When the pandemic hit, the healthcare system was already facing a high level of stress. According to the most recent available data dating back to 2018, Israel had only 3.2 doctors per 1,000 citizens. The OECD average was 3.5.
The OECD provides internationally recognized standards and gathers data to monitor and create policies and best practices.
The number of nurses in Israel also remains well under the OECD average at five per 1,000 people, compared with nine per 1,000 people. There are also some 1,600 nurses whose contracts are not expected to be renewed.
“Our normal has been abnormal for many years,” Feldman said. “We have not hired enough physicians to address the population growth, and [the] healthcare system is small for the Israeli population.

“We can see it in the number of hospital beds, in the fact that many patients are lying in the corridors and in the 80% increase in the waiting time for a specialist from the healthcare providers. Wherever you look, you see the neglect in our system.”
“While the coronavirus patients disappeared, all our internal-medicine wards, pediatric wards and emergency rooms are full,” he added. “We need those 600 doctors.”
“The contribution and the dedication of the healthcare professionals to the Israeli people have already been forgotten, and in many ways we feel betrayed,” Prof. Arnon Afek, deputy director-general of Sheba Medical Center in Tel Hashomer, told the Post. “They are so short-sighted. They don’t understand the necessity of these early healthcare systems. What we need is not for us. We are not asking for a pay raise. It is for new positions in the most crucial departments.”
More than 30 of the 600 new positions were at Sheba, and most of the doctors hired were new graduates who started their residency and cannot be fired in any case, he said.
If on June 30, when the funding ends, the budget is not renewed, the hospital will not be able to hire new personnel when a physician retires or leaves, leaving crucial positions uncovered, he added.

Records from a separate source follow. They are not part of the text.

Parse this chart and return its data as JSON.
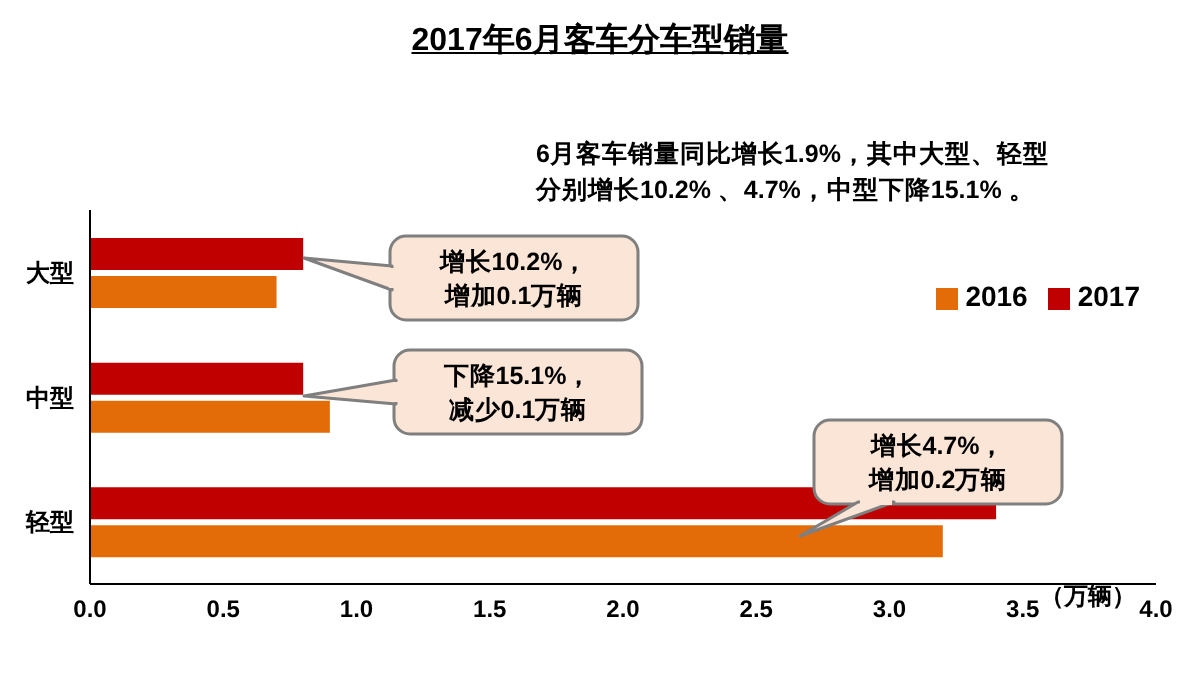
{
  "chart_data": {
    "type": "bar",
    "orientation": "horizontal",
    "title": "2017年6月客车分车型销量",
    "subtitle": "6月客车销量同比增长1.9%，其中大型、轻型分别增长10.2% 、4.7%，中型下降15.1% 。",
    "xlabel": "（万辆）",
    "categories": [
      "大型",
      "中型",
      "轻型"
    ],
    "series": [
      {
        "name": "2017",
        "color": "#c00000",
        "values": [
          0.8,
          0.8,
          3.4
        ]
      },
      {
        "name": "2016",
        "color": "#e36c09",
        "values": [
          0.7,
          0.9,
          3.2
        ]
      }
    ],
    "xlim": [
      0,
      4
    ],
    "xticks": [
      {
        "value": 0,
        "label": "0.0"
      },
      {
        "value": 0.5,
        "label": "0.5"
      },
      {
        "value": 1,
        "label": "1.0"
      },
      {
        "value": 1.5,
        "label": "1.5"
      },
      {
        "value": 2,
        "label": "2.0"
      },
      {
        "value": 2.5,
        "label": "2.5"
      },
      {
        "value": 3,
        "label": "3.0"
      },
      {
        "value": 3.5,
        "label": "3.5"
      },
      {
        "value": 4,
        "label": "4.0"
      }
    ],
    "grid": false,
    "legend": "right",
    "annotations": [
      "增长10.2%，增加0.1万辆",
      "下降15.1%，减少0.1万辆",
      "增长4.7%，增加0.2万辆"
    ]
  }
}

On Monday, hospitals, clinics and all civilian healthcare facilities are expected to operate in holiday mode, just for emergencies, while nonessential treatments will be postponed.
A committee will decide about special borderline cases.
“I want to apologize to the public for the inconvenience this will cause,” Afek said. “The strike, however, is for them and for the healthcare we can provide. “I’m sorry that some people have such a short memory.”